2021-05-10 13:47:50 [6] [main] dropping cached information about service “router104;Interface pfe-1/1/0.16383”
2021-05-10 13:47:50 [6] [main] [RRD helper 1548] created RRD for service “router104;Interface pfe-1/1/0.16383”, metric outqlen
2021-05-10 13:47:50 [6] [main] [RRD helper 1548] created RRD for service “router104;Interface pfe-1/1/0.16383”, metric outdisc
…

OMD[rgi]:~$ ls -l /opt/omd/sites/prod/var/check_mk/rrd/router104/Interface_pfe-1_1_0.16383.*
-rw-rw---- 1 prod prod     169 May 10 13:47 /opt/omd/sites/rgi/var/check_mk/rrd/router104/Interface_pfe-1_1_0.16383.info
-rw-r--r-- 1 prod prod 5750760 May 10 13:47 /opt/omd/sites/rgi/var/check_mk/rrd/router104/Interface_pfe-1_1_0.16383.rrd

andreas-doehler · May 10, 2021, 11:57am

This sounds like a problem with your performance data. That something is not right there.

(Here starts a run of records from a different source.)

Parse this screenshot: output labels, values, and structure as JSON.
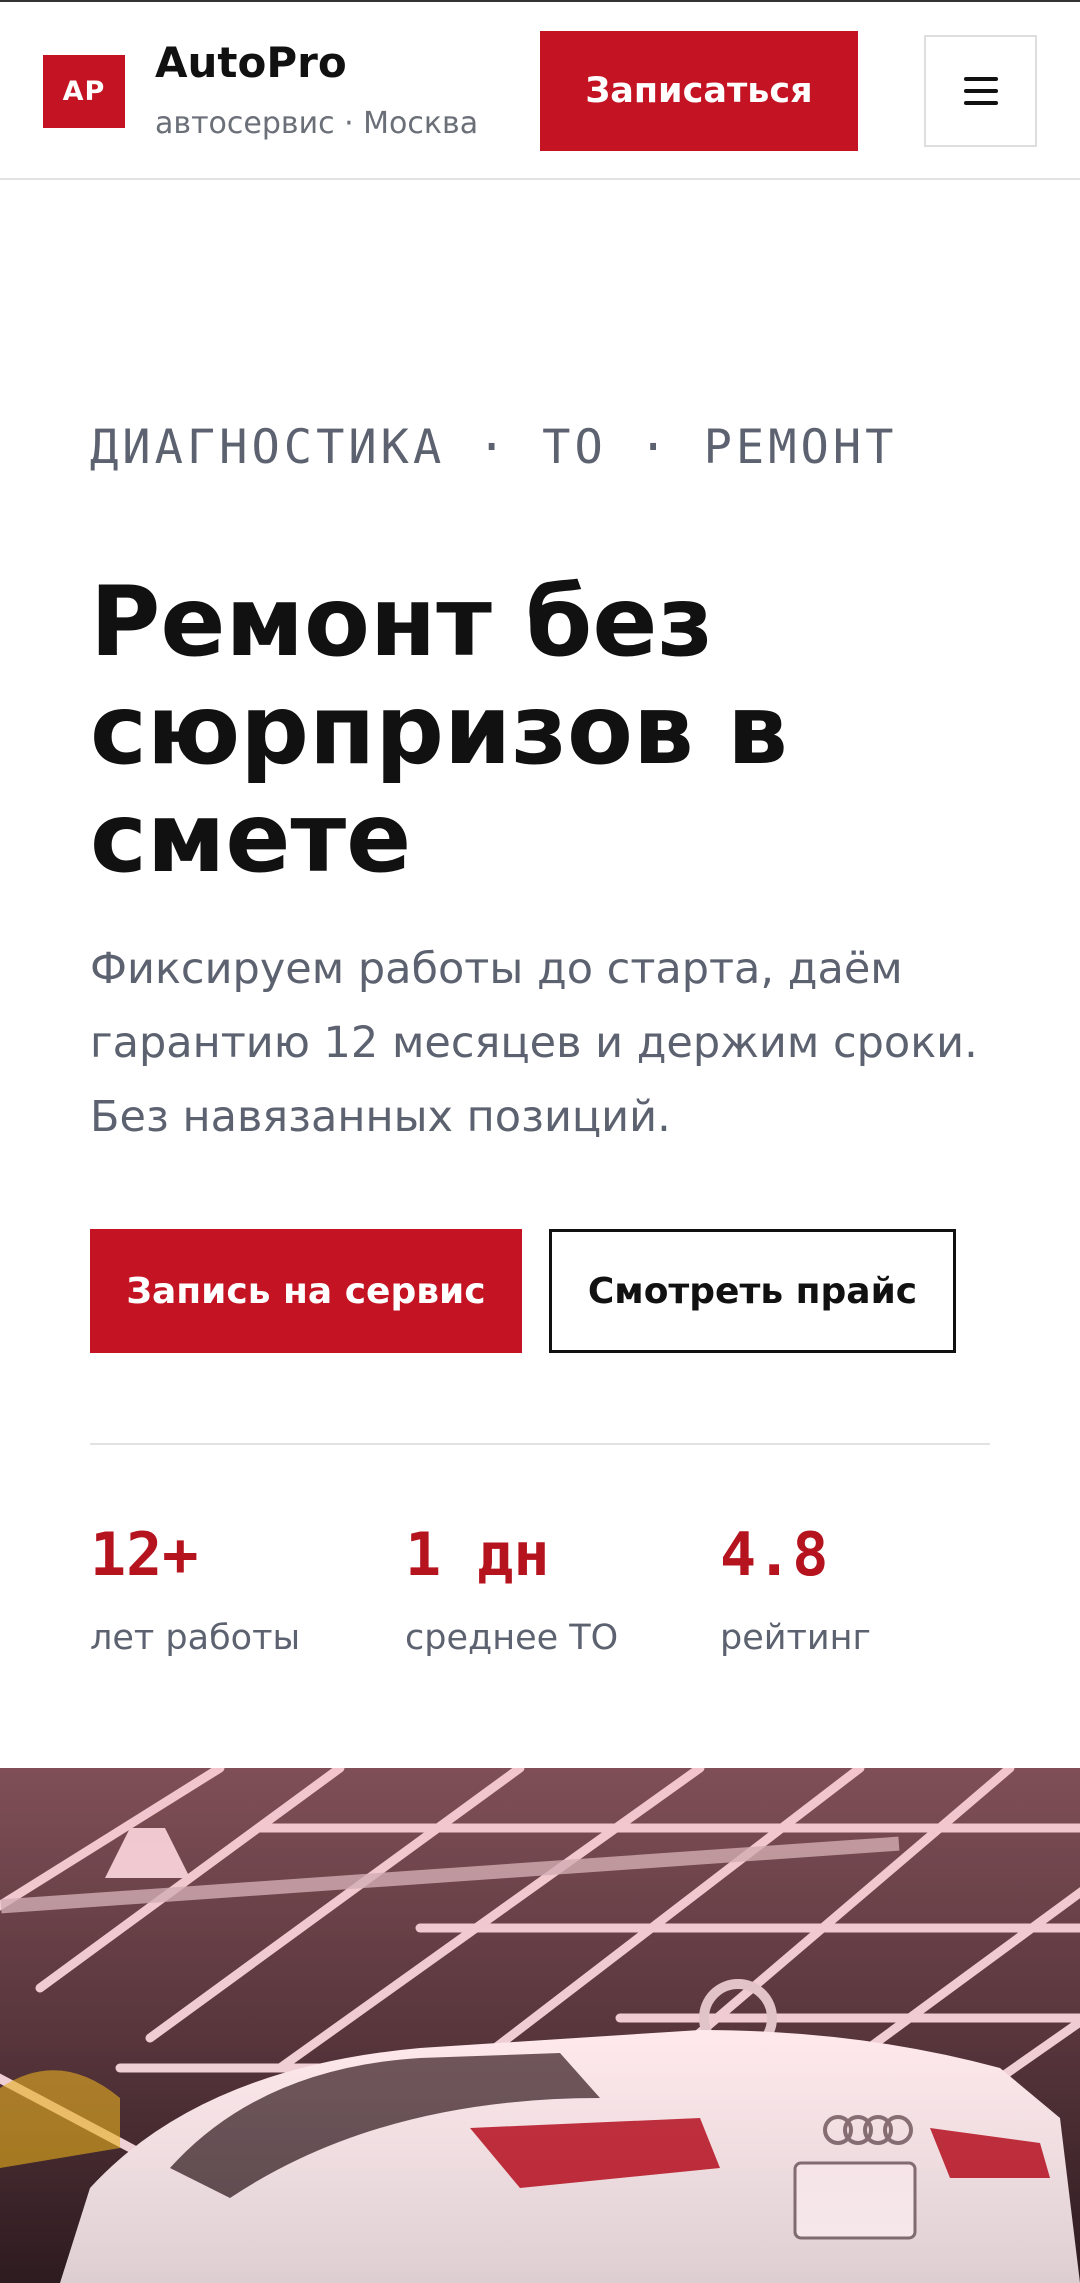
{
  "header": {
    "logo_initials": "AP",
    "brand_name": "AutoPro",
    "brand_subtitle": "автосервис · Москва",
    "cta_label": "Записаться",
    "menu_icon": "hamburger-menu-icon"
  },
  "hero": {
    "eyebrow": "ДИАГНОСТИКА · ТО · РЕМОНТ",
    "title": "Ремонт без сюрпризов в смете",
    "description": "Фиксируем работы до старта, даём гарантию 12 месяцев и держим сроки. Без навязанных позиций.",
    "primary_button": "Запись на сервис",
    "secondary_button": "Смотреть прайс"
  },
  "stats": [
    {
      "value": "12+",
      "label": "лет работы"
    },
    {
      "value": "1 дн",
      "label": "среднее ТО"
    },
    {
      "value": "4.8",
      "label": "рейтинг"
    }
  ],
  "colors": {
    "accent": "#c41424",
    "text": "#111111",
    "muted": "#5d6270"
  }
}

bitwiz · May 10, 2021, 12:10pm

The update process mentioned “messed up” RRDs (whatever this means in detail) for 5 RRDs / INFOs, like this:

-| RRD files for host rad01 and service Filesystem / stored in files:
-| - /opt/omd/sites/prod/var/check_mk/rrd/rad01/Filesystem__.info
-| - /opt/omd/sites/prod/var/check_mk/rrd/rad01/Filesystem__.rrd
-| are messed up. Please restore them both from backup.

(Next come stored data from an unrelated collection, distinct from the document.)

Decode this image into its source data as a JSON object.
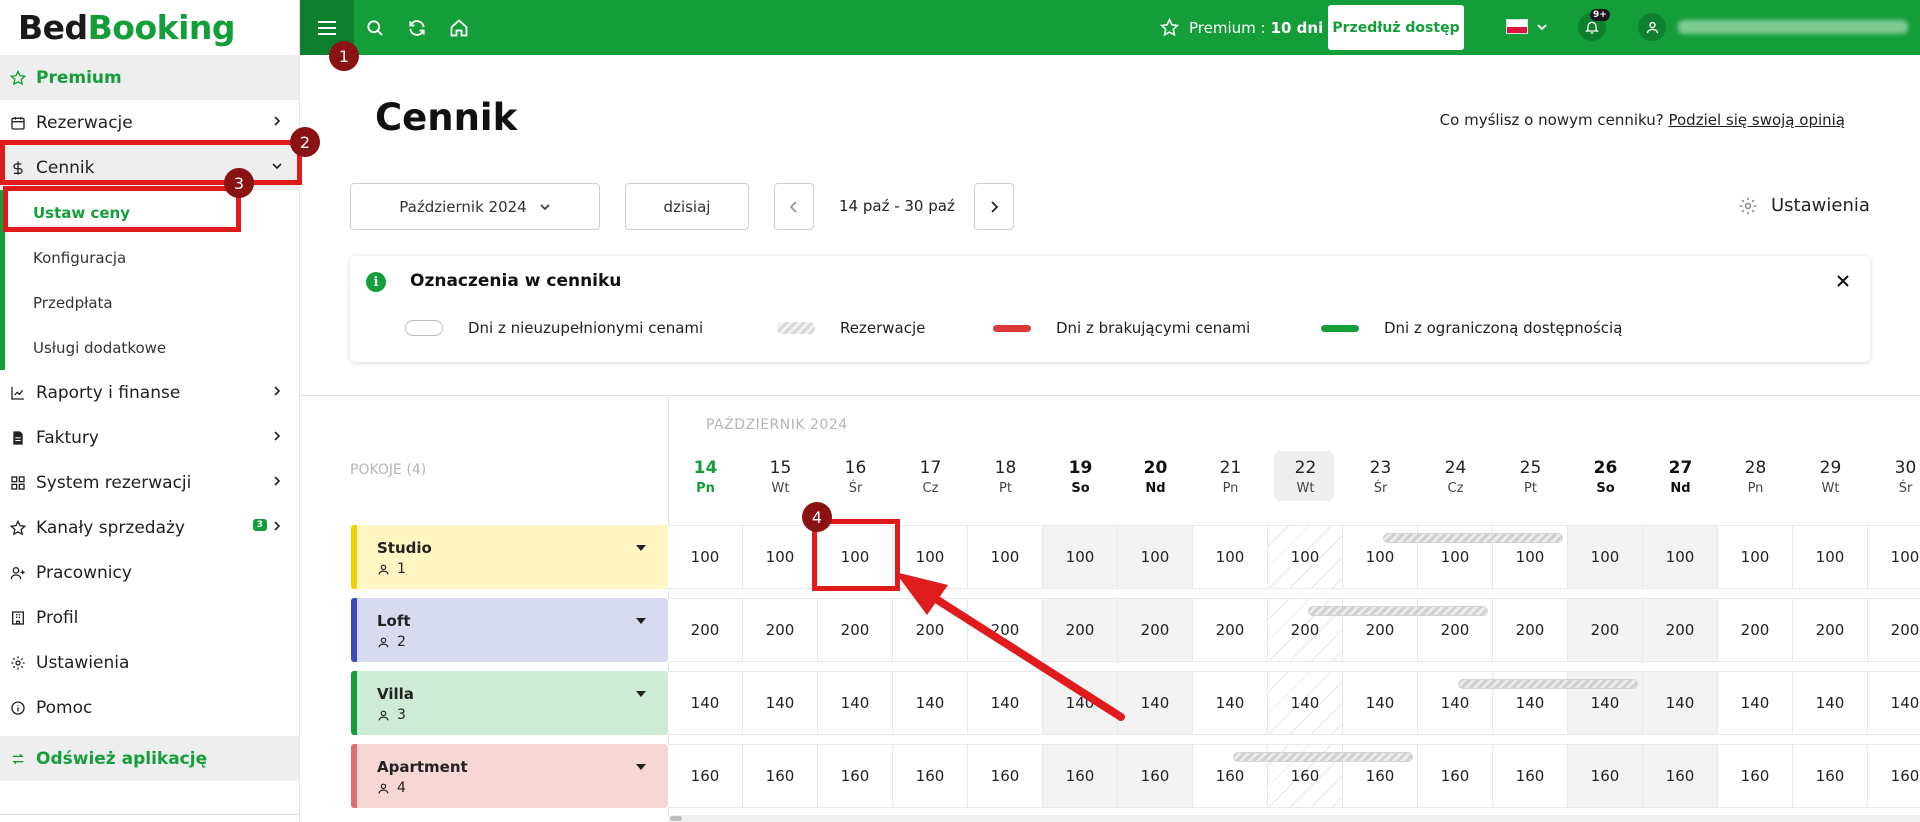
{
  "logo": {
    "part1": "Bed",
    "part2": "Booking"
  },
  "sidebar": {
    "premium": "Premium",
    "items": [
      {
        "label": "Rezerwacje",
        "icon": "calendar-icon"
      },
      {
        "label": "Cennik",
        "icon": "dollar-icon"
      }
    ],
    "cennik_sub": [
      "Ustaw ceny",
      "Konfiguracja",
      "Przedpłata",
      "Usługi dodatkowe"
    ],
    "items2": [
      {
        "label": "Raporty i finanse",
        "icon": "chart-icon"
      },
      {
        "label": "Faktury",
        "icon": "invoice-icon"
      },
      {
        "label": "System rezerwacji",
        "icon": "grid-icon"
      },
      {
        "label": "Kanały sprzedaży",
        "icon": "star-icon",
        "badge": "3"
      },
      {
        "label": "Pracownicy",
        "icon": "user-plus-icon"
      },
      {
        "label": "Profil",
        "icon": "building-icon"
      },
      {
        "label": "Ustawienia",
        "icon": "gear-icon"
      },
      {
        "label": "Pomoc",
        "icon": "info-icon"
      }
    ],
    "refresh": "Odśwież aplikację"
  },
  "topbar": {
    "premium_label": "Premium :",
    "premium_days": "10 dni",
    "extend": "Przedłuż dostęp",
    "notifications": "9+"
  },
  "page": {
    "title": "Cennik",
    "feedback_q": "Co myślisz o nowym cenniku?",
    "feedback_link": "Podziel się swoją opinią"
  },
  "controls": {
    "month": "Październik 2024",
    "today": "dzisiaj",
    "range": "14 paź - 30 paź",
    "settings": "Ustawienia"
  },
  "legend": {
    "title": "Oznaczenia w cenniku",
    "items": [
      "Dni z nieuzupełnionymi cenami",
      "Rezerwacje",
      "Dni z brakującymi cenami",
      "Dni z ograniczoną dostępnością"
    ]
  },
  "calendar": {
    "month_label": "PAŹDZIERNIK 2024",
    "rooms_label": "POKOJE (4)",
    "days": [
      {
        "d": "14",
        "w": "Pn",
        "type": "today"
      },
      {
        "d": "15",
        "w": "Wt",
        "type": ""
      },
      {
        "d": "16",
        "w": "Śr",
        "type": ""
      },
      {
        "d": "17",
        "w": "Cz",
        "type": ""
      },
      {
        "d": "18",
        "w": "Pt",
        "type": ""
      },
      {
        "d": "19",
        "w": "So",
        "type": "weekend"
      },
      {
        "d": "20",
        "w": "Nd",
        "type": "weekend"
      },
      {
        "d": "21",
        "w": "Pn",
        "type": ""
      },
      {
        "d": "22",
        "w": "Wt",
        "type": "selected"
      },
      {
        "d": "23",
        "w": "Śr",
        "type": ""
      },
      {
        "d": "24",
        "w": "Cz",
        "type": ""
      },
      {
        "d": "25",
        "w": "Pt",
        "type": ""
      },
      {
        "d": "26",
        "w": "So",
        "type": "weekend"
      },
      {
        "d": "27",
        "w": "Nd",
        "type": "weekend"
      },
      {
        "d": "28",
        "w": "Pn",
        "type": ""
      },
      {
        "d": "29",
        "w": "Wt",
        "type": ""
      },
      {
        "d": "30",
        "w": "Śr",
        "type": ""
      }
    ],
    "rooms": [
      {
        "name": "Studio",
        "guests": "1",
        "color": "#fff6c4",
        "accent": "#f2d000",
        "price": "100",
        "booking_days": [
          "23",
          "25"
        ]
      },
      {
        "name": "Loft",
        "guests": "2",
        "color": "#d8dbf0",
        "accent": "#3b4bb5",
        "price": "200",
        "booking_days": [
          "22",
          "24"
        ]
      },
      {
        "name": "Villa",
        "guests": "3",
        "color": "#cdebd7",
        "accent": "#149e3a",
        "price": "140",
        "booking_days": [
          "24",
          "26"
        ]
      },
      {
        "name": "Apartment",
        "guests": "4",
        "color": "#f7d6d6",
        "accent": "#e07070",
        "price": "160",
        "booking_days": [
          "21",
          "23"
        ]
      }
    ]
  },
  "annotations": [
    "1",
    "2",
    "3",
    "4"
  ],
  "colors": {
    "brand": "#149e3a",
    "annotation": "#e01b1b"
  }
}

I’ve deleted them outright before I’d even started the updated site for the first time.

I’m going to monitor the behavior for a few more minutes, maybe to a convert-rrds for good measure? (but there wasn’t anything wrong beforehand, when changing RRD parameters in the past the convert-rrd was executed manually and finished just fine).

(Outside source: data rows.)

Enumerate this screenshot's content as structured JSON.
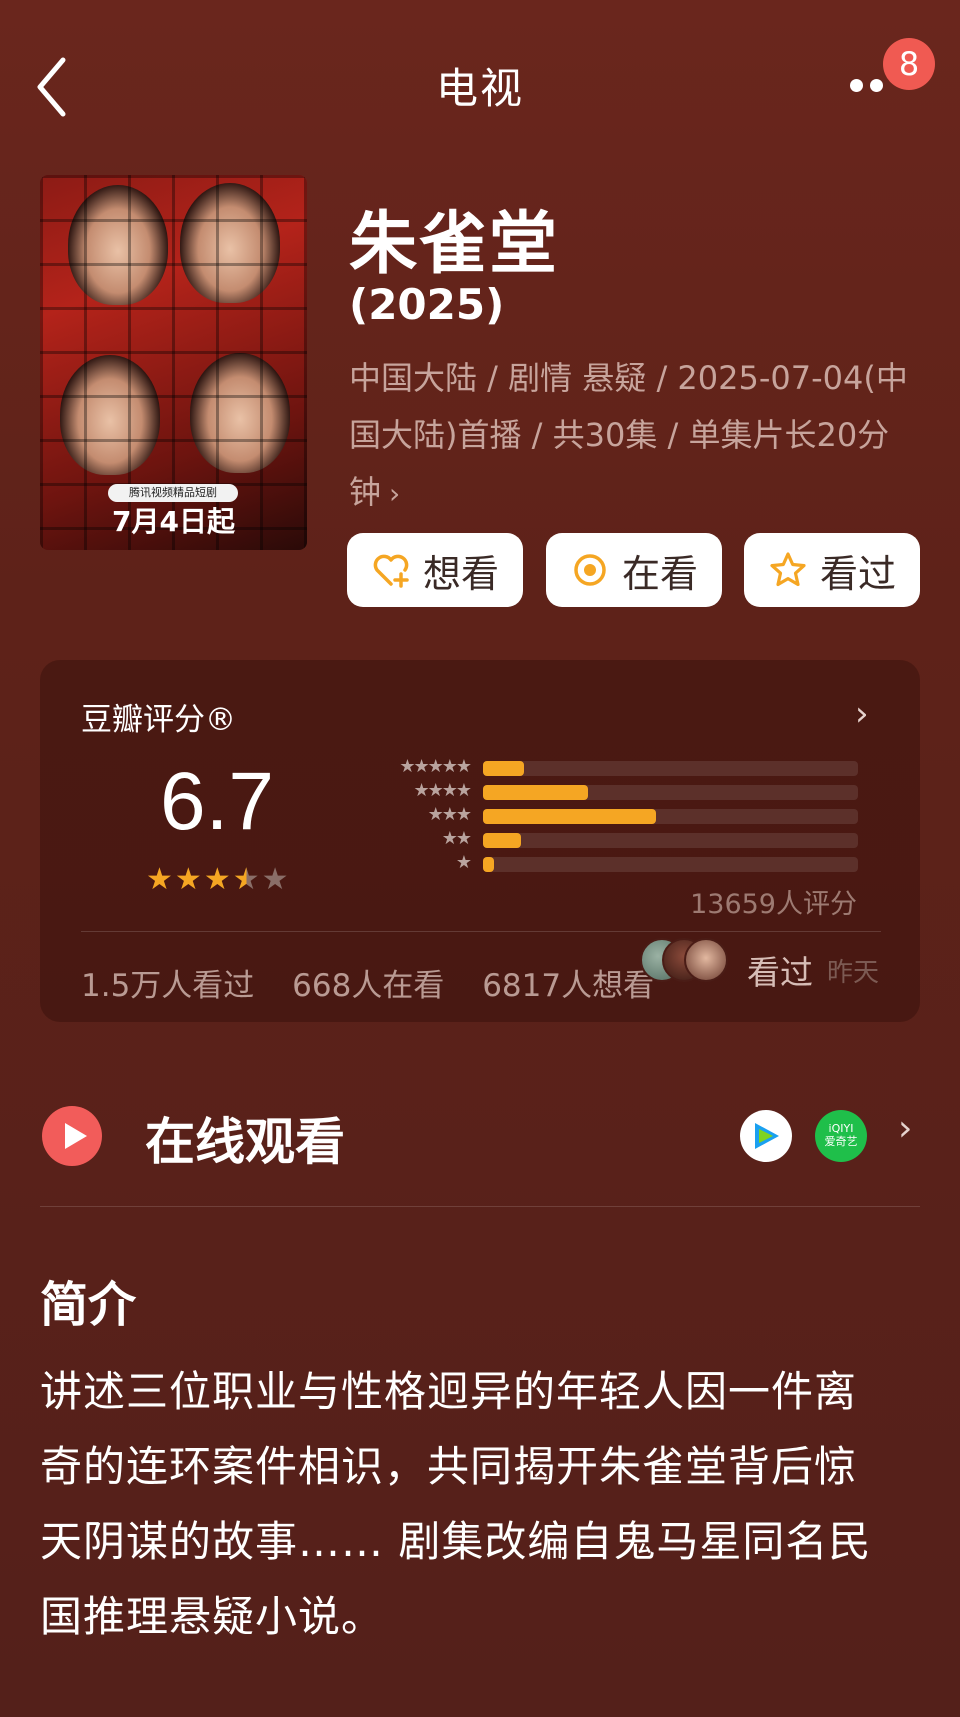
{
  "nav": {
    "title": "电视",
    "badge_count": "8"
  },
  "poster": {
    "ribbon_text": "腾讯视频精品短剧",
    "date_text": "7月4日起"
  },
  "title": "朱雀堂",
  "year": "(2025)",
  "meta": {
    "line1": "中国大陆 / 剧情 悬疑 / 2025-07-04(中",
    "line2": "国大陆)首播 / 共30集 / 单集片长20分",
    "line3": "钟",
    "chevron": "›"
  },
  "actions": [
    {
      "label": "想看",
      "icon": "heart-plus-icon"
    },
    {
      "label": "在看",
      "icon": "target-icon"
    },
    {
      "label": "看过",
      "icon": "star-outline-icon"
    }
  ],
  "rating": {
    "label": "豆瓣评分®",
    "score": "6.7",
    "stars_value": 3.5,
    "distribution": [
      {
        "stars": "★★★★★",
        "fraction": 0.11
      },
      {
        "stars": "★★★★",
        "fraction": 0.28
      },
      {
        "stars": "★★★",
        "fraction": 0.46
      },
      {
        "stars": "★★",
        "fraction": 0.1
      },
      {
        "stars": "★",
        "fraction": 0.03
      }
    ],
    "vote_count": "13659人评分",
    "stats": {
      "seen": "1.5万人看过",
      "watching": "668人在看",
      "want": "6817人想看"
    },
    "friend_status": "看过",
    "friend_time": "昨天",
    "colors": {
      "bar": "#f5a623",
      "star": "#f5a623"
    }
  },
  "watch": {
    "title": "在线观看",
    "platforms": [
      {
        "name": "tencent-video-icon"
      },
      {
        "name": "iqiyi-icon",
        "label_top": "iQIYI",
        "label_bottom": "爱奇艺"
      }
    ]
  },
  "intro": {
    "title": "简介",
    "lines": [
      "讲述三位职业与性格迥异的年轻人因一件离",
      "奇的连环案件相识，共同揭开朱雀堂背后惊",
      "天阴谋的故事…… 剧集改编自鬼马星同名民",
      "国推理悬疑小说。"
    ]
  }
}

But doesn’t really look like it’s going to slow down by itself, here’s another example:

OMD[prod]:~$ grep "router01.*mem_lnx_total_used" var/log/cmc.log
2021-05-10 13:23:19 [6] [main] [RRD helper 21859] creating new RRD file for service "router01;Memory used", command: cmc_single;router01;Memory used;memused;;ramused;;swapused;;mem_lnx_total_used;21680128;mem_used_percent;32.305908;mem_used;21680128
2021-05-10 13:28:55 [6] [main] [RRD helper 1548] creating new RRD file for service "router01;Memory used", command: cmc_single;router01;Memory used;memused;;ramused;;swapused;;mem_lnx_total_used;21680128;mem_used_percent;32.305908;mem_used;21680128
2021-05-10 13:29:59 [6] [main] [RRD helper 1548] creating new RRD file for service "router01;Memory used", command: cmc_single;router01;Memory used;memused;;ramused;;swapused;;mem_lnx_total_used;21696512;mem_used_percent;32.330322;mem_used;21696512
2021-05-10 13:31:04 [6] [main] [RRD helper 1548] creating new RRD file for service "router01;Memory used", command: cmc_single;router01;Memory used;memused;;ramused;;swapused;;mem_lnx_total_used;21696512;mem_used_percent;32.330322;mem_used;21696512
2021-05-10 13:32:08 [6] [main] [RRD helper 1548] creating new RRD file for service "router01;Memory used", command: cmc_single;router01;Memory used;memused;;ramused;;swapused;;mem_lnx_total_used;21708800;mem_used_percent;32.348633;mem_used;21708800
2021-05-10 13:32:25 [6] [main] [RRD helper 1548] created RRD for service "router01;Memory used", metric mem_lnx_total_used
2021-05-10 13:51:20 [6] [main] [RRD helper 1548] created RRD for service "router01;Memory used", metric mem_lnx_total_used
2021-05-10 14:03:53 [6] [main] [RRD helper 1548] created RRD for service "router01;Memory used", metric mem_lnx_total_used

What happened between the first few lines, and the last three lines? I don’t know.
EDIT: Ah, the first few lines say “creating” and the last 3 “created”? So maybe everything’s fine once a corresponding 4th “created” entry appears, same amount as the “creating” lines before? (not sure if the single line in the beginning, before I restarted the instance yet again, counts and I need 5 “created” actually)

bitwiz · May 10, 2021, 4:09pm

Waiting for a few more minutes, load was still stuck at 20.
omd restart SITE then brought it down to the usual levels pretty much right away.

Not sure what this was about in the end? Performance is now “good”, as before.

system · May 10, 2022, 4:10pm

This topic was automatically closed 365 days after the last reply. New replies are no longer allowed. Contact an admin if you think this should be re-opened.